On Ashe v. Swenson: Double Jeopardy and Collateral Estoppel

Jamison KoehlerCriminal Procedure, Defenses to Criminal Charges, Legal Concepts/Principles, Opinions/Cases

Many laypersons suffer from misconceptions about the protections offered by the Double Jeopardy Clause contained in the 5th Amendment to the Constitution. As Blonde Justice pointed out in one of her funnier posts, for example, double jeopardy does not cover the situation in which the defendant is forced to show up twice for court appearances on the same charge.  Nor does it prevent someone convicted of a criminal offense (a robbery in 2009, for example) from ever again being charged with that same offense (say, a different robbery in 2011).

At the same time, if laypersons tend to overestimate the potential protections of the Double Jeopardy Clause, many lawyers may make the opposite mistake; that is, they may underestimate the extent of the constitutional protection against being put “twice in jeopardy” for the same offense.  And that’s because they may not be aware of what is currently my favorite U.S. Supreme Court case:  Ashe v. Swenson, 397 U.S. 436 (1970).   I had in fact read the case in law school but forgot about it until just recently.

The traditional view of double jeopardy – Ashe refers to the “hypertechnical and archaic approach of a 19th century pleading book” – holds that offenses are identical if the facts required to convict of one offense would necessarily convict of the other.  To determine whether two offenses are different, the test is whether one offense requires proof of an additional fact which the other does not, even though each offense may arise from the same transaction and some of the acts may be necessary to prove both.  If proof of an additional fact is required, an acquittal or conviction under either is not a bar to protection and conviction under the other.

And then came Ashe v. Swenson.

The defendant in Ashe was charged with robbing six men involved in a poker game.  Because the robbery of each individual involved a fact (i.e., the individual’s identity) unique to that individual, the defendant was appropriately charged with six different counts of robbery.

The defendant was initially tried for the robbery of one of the poker players.  The poker player and three other victims of the robbery testified at the trial against the defendant. Although proof that the robbery had occurred was “unassailable,” the government’s case that the defendant was present during the robbery was “weak,” and the defendant was acquitted.

The defendant was then tried for the robbery of a second member of the poker game.  This time, although “the witnesses were for the most part the same,” their testimony “was substantially stronger on the issue of the [defendant’s] identity.” Government prosecutors admitted that the first prosecution had in effect served as a dry run for the second.

The Supreme Court reversed the conviction and remanded for further proceedings. Because the second prosecution involved a different victim of the robbery, and thus involved a fact that had not been litigated in the first prosecution, it did not violate a narrow and perhaps more traditional interpretation of the Double Jeopardy Clause.

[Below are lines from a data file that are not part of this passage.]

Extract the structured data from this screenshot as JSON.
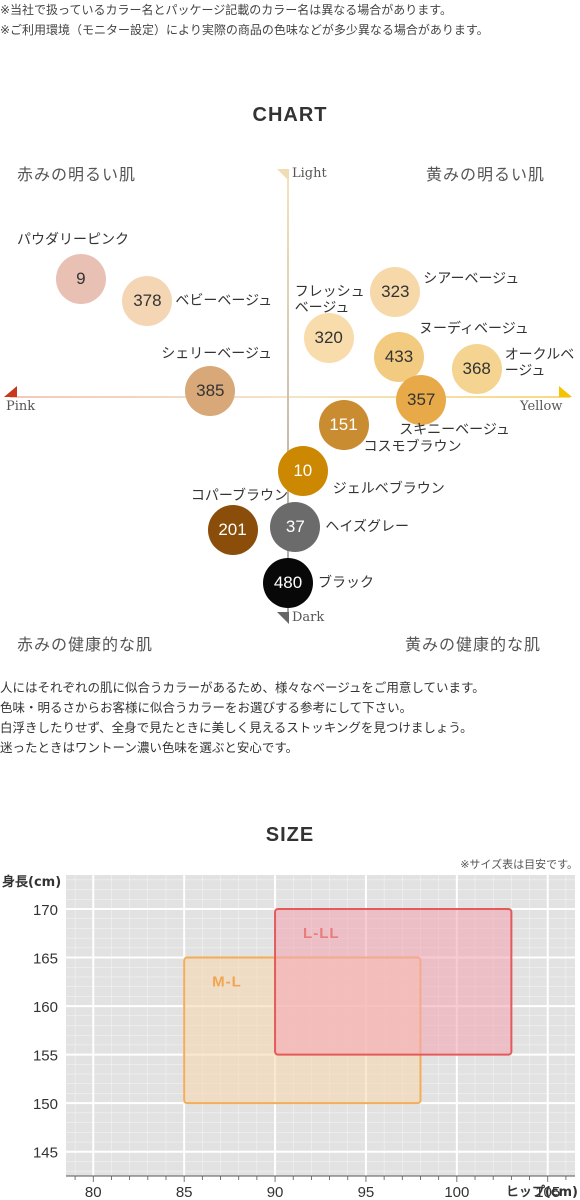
{
  "notes": [
    "※当社で扱っているカラー名とパッケージ記載のカラー名は異なる場合があります。",
    "※ご利用環境（モニター設定）により実際の商品の色味などが多少異なる場合があります。"
  ],
  "chart_title": "CHART",
  "chart_data": [
    {
      "type": "scatter",
      "title": "CHART",
      "axes": {
        "x": {
          "left_label": "Pink",
          "right_label": "Yellow"
        },
        "y": {
          "top_label": "Light",
          "bottom_label": "Dark"
        }
      },
      "quadrants": {
        "top_left": "赤みの明るい肌",
        "top_right": "黄みの明るい肌",
        "bottom_left": "赤みの健康的な肌",
        "bottom_right": "黄みの健康的な肌"
      },
      "points": [
        {
          "code": "9",
          "name": "パウダリーピンク",
          "x": -5.6,
          "y": 3.8,
          "color": "#e8c0b4",
          "text_color": "#333333"
        },
        {
          "code": "378",
          "name": "ベビーベージュ",
          "x": -3.8,
          "y": 3.1,
          "color": "#f5d6b4",
          "text_color": "#333333"
        },
        {
          "code": "385",
          "name": "シェリーベージュ",
          "x": -2.1,
          "y": 0.2,
          "color": "#d8a878",
          "text_color": "#333333"
        },
        {
          "code": "320",
          "name": "フレッシュベージュ",
          "x": 1.1,
          "y": 1.9,
          "color": "#f9dcac",
          "text_color": "#333333"
        },
        {
          "code": "323",
          "name": "シアーベージュ",
          "x": 2.9,
          "y": 3.4,
          "color": "#f7d8a8",
          "text_color": "#333333"
        },
        {
          "code": "433",
          "name": "ヌーディベージュ",
          "x": 3.0,
          "y": 1.3,
          "color": "#f2ca80",
          "text_color": "#333333"
        },
        {
          "code": "368",
          "name": "オークルベージュ",
          "x": 5.1,
          "y": 0.9,
          "color": "#f4d490",
          "text_color": "#333333"
        },
        {
          "code": "357",
          "name": "スキニーベージュ",
          "x": 3.6,
          "y": -0.1,
          "color": "#e8aa48",
          "text_color": "#333333"
        },
        {
          "code": "151",
          "name": "コスモブラウン",
          "x": 1.5,
          "y": -0.9,
          "color": "#c98c30",
          "text_color": "#ffffff"
        },
        {
          "code": "10",
          "name": "ジェルベブラウン",
          "x": 0.4,
          "y": -2.4,
          "color": "#cc8800",
          "text_color": "#ffffff"
        },
        {
          "code": "201",
          "name": "コパーブラウン",
          "x": -1.5,
          "y": -4.3,
          "color": "#8a4e0a",
          "text_color": "#ffffff"
        },
        {
          "code": "37",
          "name": "ヘイズグレー",
          "x": 0.2,
          "y": -4.2,
          "color": "#6b6b6b",
          "text_color": "#ffffff"
        },
        {
          "code": "480",
          "name": "ブラック",
          "x": 0.0,
          "y": -6.0,
          "color": "#080808",
          "text_color": "#ffffff"
        }
      ]
    },
    {
      "type": "area",
      "title": "SIZE",
      "xlabel": "ヒップ(cm)",
      "ylabel": "身長(cm)",
      "xlim": [
        78.5,
        106.5
      ],
      "ylim": [
        142.5,
        173.5
      ],
      "xticks": [
        80,
        85,
        90,
        95,
        100,
        105
      ],
      "yticks": [
        145,
        150,
        155,
        160,
        165,
        170
      ],
      "grid": true,
      "series": [
        {
          "name": "M-L",
          "x_range": [
            85,
            98
          ],
          "y_range": [
            150,
            165
          ],
          "fill": "#f8d8b0",
          "stroke": "#f3ad5a",
          "label_color": "#f2a550"
        },
        {
          "name": "L-LL",
          "x_range": [
            90,
            103
          ],
          "y_range": [
            155,
            170
          ],
          "fill": "#f3a8b4",
          "stroke": "#e45a5a",
          "label_color": "#e87c7c"
        }
      ]
    }
  ],
  "description": [
    "人にはそれぞれの肌に似合うカラーがあるため、様々なベージュをご用意しています。",
    "色味・明るさからお客様に似合うカラーをお選びする参考にして下さい。",
    "白浮きしたりせず、全身で見たときに美しく見えるストッキングを見つけましょう。",
    "迷ったときはワントーン濃い色味を選ぶと安心です。"
  ],
  "size_title": "SIZE",
  "size_note": "※サイズ表は目安です。",
  "colors": {
    "axis_light": "#f3ddb6",
    "axis_dark": "#b9b2a6",
    "pink_arrow": "#c8381c",
    "yellow_arrow": "#f4c400",
    "light_arrow": "#f0dcb5",
    "dark_arrow": "#666666",
    "grid_bg": "#e2e2e2"
  }
}
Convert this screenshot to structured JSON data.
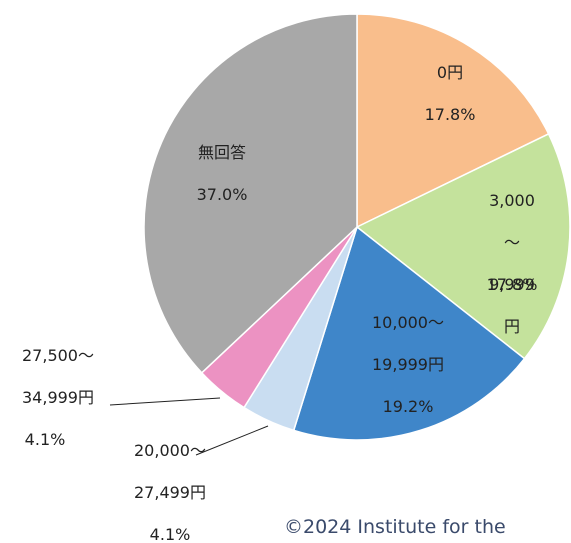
{
  "chart_data": {
    "type": "pie",
    "categories": [
      "0円",
      "3,000～\n9,999円",
      "10,000～\n19,999円",
      "20,000～\n27,499円",
      "27,500～\n34,999円",
      "無回答"
    ],
    "values": [
      17.8,
      17.8,
      19.2,
      4.1,
      4.1,
      37.0
    ],
    "value_labels": [
      "17.8%",
      "17.8%",
      "19.2%",
      "4.1%",
      "4.1%",
      "37.0%"
    ],
    "colors": [
      "#f9be8c",
      "#c4e29c",
      "#3f86c9",
      "#c9ddf1",
      "#ec92c2",
      "#a8a8a8"
    ],
    "footer": "©2024 Institute for the"
  }
}
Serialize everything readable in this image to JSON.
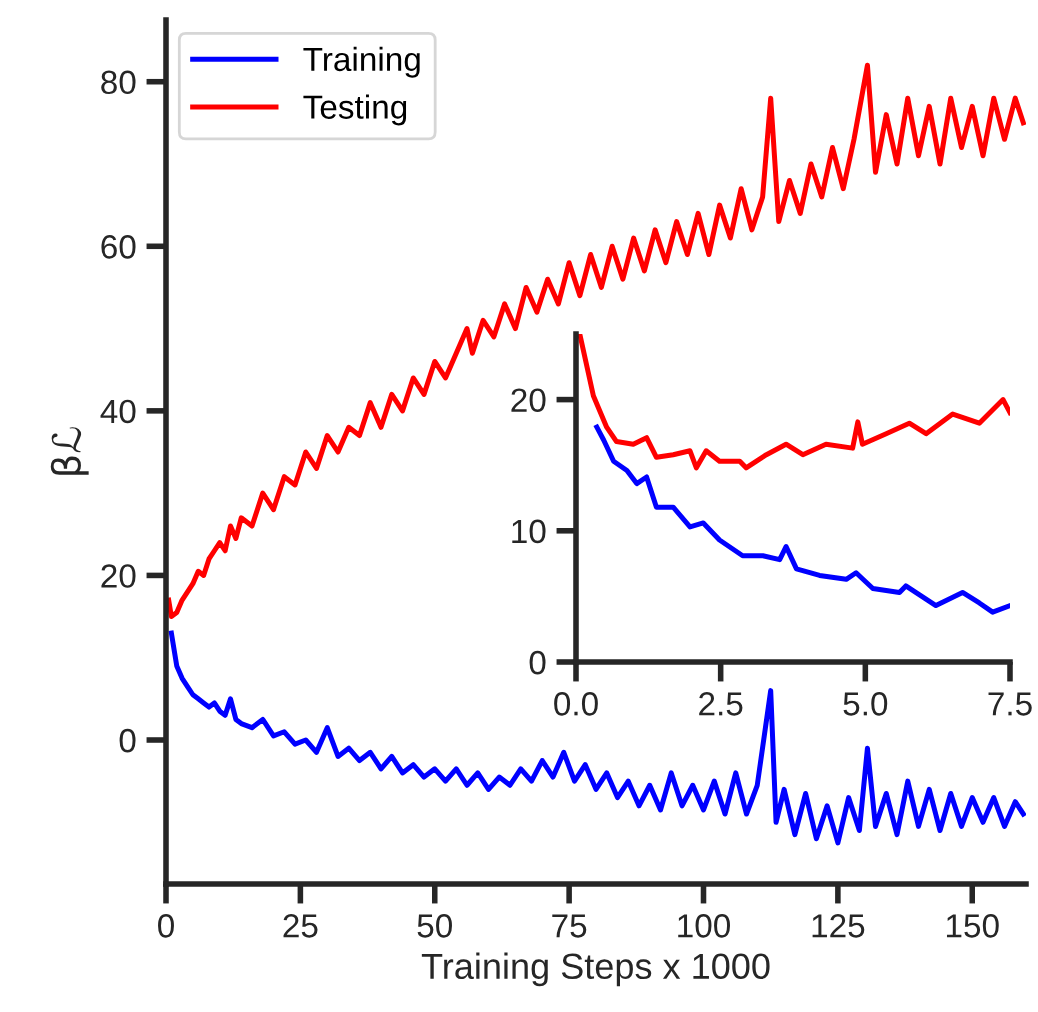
{
  "chart_data": [
    {
      "type": "line",
      "xlabel": "Training Steps x 1000",
      "ylabel": "βℒ",
      "xlim": [
        0,
        160
      ],
      "xticks": [
        0,
        25,
        50,
        75,
        100,
        125,
        150
      ],
      "ylim": [
        -17.5,
        87.5
      ],
      "yticks": [
        0,
        20,
        40,
        60,
        80
      ],
      "grid": false,
      "legend": "top left",
      "marker": "none",
      "line_style": "solid",
      "series": [
        {
          "name": "Training",
          "color": "#0000ff",
          "x": [
            1,
            2,
            3,
            4,
            5,
            6,
            7,
            8,
            9,
            10,
            11,
            12,
            13,
            14,
            16,
            18,
            20,
            22,
            24,
            26,
            28,
            30,
            32,
            34,
            36,
            38,
            40,
            42,
            44,
            46,
            48,
            50,
            52,
            54,
            56,
            58,
            60,
            62,
            64,
            66,
            68,
            70,
            72,
            74,
            76,
            78,
            80,
            82,
            84,
            86,
            88,
            90,
            92,
            94,
            96,
            98,
            100,
            102,
            104,
            106,
            108,
            110,
            112.5,
            113.5,
            115,
            117,
            119,
            121,
            123,
            125,
            127,
            129,
            130.5,
            132,
            134,
            136,
            138,
            140,
            142,
            144,
            146,
            148,
            150,
            152,
            154,
            156,
            158,
            159.5
          ],
          "values": [
            13,
            9,
            7.5,
            6.5,
            5.5,
            5,
            4.5,
            4,
            4.5,
            3.5,
            3,
            5,
            2.5,
            2,
            1.5,
            2.5,
            0.5,
            1,
            -0.5,
            0,
            -1.5,
            1.5,
            -2,
            -1,
            -2.5,
            -1.5,
            -3.5,
            -2,
            -4,
            -3,
            -4.5,
            -3.5,
            -5,
            -3.5,
            -5.5,
            -4,
            -6,
            -4.5,
            -5.5,
            -3.5,
            -5,
            -2.5,
            -4.5,
            -1.5,
            -5,
            -3,
            -6,
            -4,
            -7,
            -5,
            -8,
            -5.5,
            -8.5,
            -4,
            -8,
            -5.5,
            -8.5,
            -5,
            -9,
            -4,
            -9,
            -5.5,
            6,
            -10,
            -6,
            -11.5,
            -6.5,
            -12,
            -8,
            -12.5,
            -7,
            -11,
            -1,
            -10.5,
            -6.5,
            -11.5,
            -5,
            -10.5,
            -6,
            -11,
            -6.5,
            -10.5,
            -7,
            -10,
            -7,
            -10.5,
            -7.5,
            -9
          ]
        },
        {
          "name": "Testing",
          "color": "#ff0000",
          "x": [
            0.5,
            1,
            2,
            3,
            4,
            5,
            6,
            7,
            8,
            9,
            10,
            11,
            12,
            13,
            14,
            16,
            18,
            20,
            22,
            24,
            26,
            28,
            30,
            32,
            34,
            36,
            38,
            40,
            42,
            44,
            46,
            48,
            50,
            52,
            54,
            56,
            57,
            59,
            61,
            63,
            65,
            67,
            69,
            71,
            73,
            75,
            77,
            79,
            81,
            83,
            85,
            87,
            89,
            91,
            93,
            95,
            97,
            99,
            101,
            103,
            105,
            107,
            109,
            111,
            112.5,
            114,
            116,
            118,
            120,
            122,
            124,
            126,
            128,
            130.5,
            132,
            134,
            136,
            138,
            140,
            142,
            144,
            146,
            148,
            150,
            152,
            154,
            156,
            158,
            159.5
          ],
          "values": [
            17,
            15,
            15.5,
            17,
            18,
            19,
            20.5,
            20,
            22,
            23,
            24,
            23,
            26,
            24.5,
            27,
            26,
            30,
            28,
            32,
            31,
            35,
            33,
            37,
            35,
            38,
            37,
            41,
            38,
            42,
            40,
            44,
            42,
            46,
            44,
            47,
            50,
            47,
            51,
            49,
            53,
            50,
            55,
            52,
            56,
            53,
            58,
            54,
            59,
            55,
            60,
            56,
            61,
            57,
            62,
            58,
            63,
            59,
            64,
            59,
            65,
            61,
            67,
            62,
            66,
            78,
            63,
            68,
            64,
            70,
            66,
            72,
            67,
            73,
            82,
            69,
            76,
            70,
            78,
            71,
            77,
            70,
            78,
            72,
            77,
            71,
            78,
            73,
            78,
            75
          ]
        }
      ]
    },
    {
      "type": "line",
      "xlim": [
        0,
        7.5
      ],
      "xticks": [
        {
          "value": 0,
          "label": "0.0"
        },
        2.5,
        {
          "value": 5,
          "label": "5.0"
        },
        7.5
      ],
      "ylim": [
        0,
        25
      ],
      "yticks": [
        0,
        10,
        20
      ],
      "grid": false,
      "marker": "none",
      "line_style": "solid",
      "series": [
        {
          "color": "#0000ff",
          "x": [
            0.36,
            0.48,
            0.65,
            0.88,
            1.05,
            1.22,
            1.39,
            1.68,
            1.97,
            2.2,
            2.48,
            2.88,
            3.23,
            3.52,
            3.63,
            3.81,
            4.21,
            4.67,
            4.84,
            5.13,
            5.59,
            5.7,
            6.22,
            6.68,
            6.97,
            7.2,
            7.5
          ],
          "values": [
            17.9,
            16.9,
            15.3,
            14.6,
            13.6,
            14.1,
            11.8,
            11.8,
            10.3,
            10.6,
            9.3,
            8.1,
            8.1,
            7.8,
            8.8,
            7.1,
            6.6,
            6.3,
            6.8,
            5.6,
            5.3,
            5.8,
            4.3,
            5.3,
            4.5,
            3.8,
            4.3
          ]
        },
        {
          "color": "#ff0000",
          "x": [
            0.07,
            0.3,
            0.53,
            0.7,
            0.99,
            1.22,
            1.39,
            1.68,
            1.97,
            2.08,
            2.25,
            2.48,
            2.83,
            2.94,
            3.29,
            3.63,
            3.92,
            4.32,
            4.78,
            4.87,
            4.95,
            5.36,
            5.76,
            6.05,
            6.51,
            6.97,
            7.38,
            7.5
          ],
          "values": [
            24.9,
            20.3,
            17.9,
            16.8,
            16.6,
            17.1,
            15.6,
            15.8,
            16.1,
            14.8,
            16.1,
            15.3,
            15.3,
            14.8,
            15.8,
            16.6,
            15.8,
            16.6,
            16.3,
            18.3,
            16.6,
            17.4,
            18.2,
            17.4,
            18.9,
            18.2,
            20.0,
            19.0
          ]
        }
      ]
    }
  ]
}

It did, however, violate the principle of collateral estoppel which the Ashe Court held is encompassed within the protection of the Double Jeopardy Clause:  “The ultimate question to be determined . . . is whether this established rule of federal law is embodied in the Fifth Amendment guarantee against double jeopardy.  For whatever else that constitutional guarantee may embrace, it surely protects a man who has been acquitted from having to ‘run the gantlet’ a second time.”

The Ashe court defined collateral estoppel as follows:  “when an issue of ultimate fact has once been determined by a valid and final judgment, that issue cannot again be litigated between the same parties in any future lawsuit.”  As applied to the fact pattern in Ashe, it meant that, because a jury could not have acquitted the defendant of the first robbery without determining that he had not been present during the robbery at all, the defendant could not be tried again on that same “issue of ultimate fact” even though the complaining witness at the second trial was different.  To rule otherwise, Ashe held, would be to allow the government to “refine” its prosecution in a second trial “in light of the turn of events at the first trial.”

Ashe referred to “collateral estoppel” which actually encompasses two separate concepts.  One concept is issue preclusion; the other claim preclusion.   The fact pattern in Ashe clearly satisfied the elements of issue preclusion.  There was no question that the poker players were robbed.  The question was whether or not the defendant was one of the robbers.  That one jury looked at the evidence and determined that the defendant had not been present at the robbery protected the defendant from ever being put into jeopardy on those same facts again.

Still to be tested, as far as I can tell, is the extent to which Ashe applies to claim preclusion.  Claim preclusion in the civil context in Virginia has been defined as “the effect of a judgment in foreclosing litigation of a matter that has never been litigated, because of a determination that it should have been advanced in an earlier suit.”

More on that to come.  H/T to Professor James Strazzella (“Strazz!”) of Temple Law for reminding me about Ashe, a case I had once read in his class.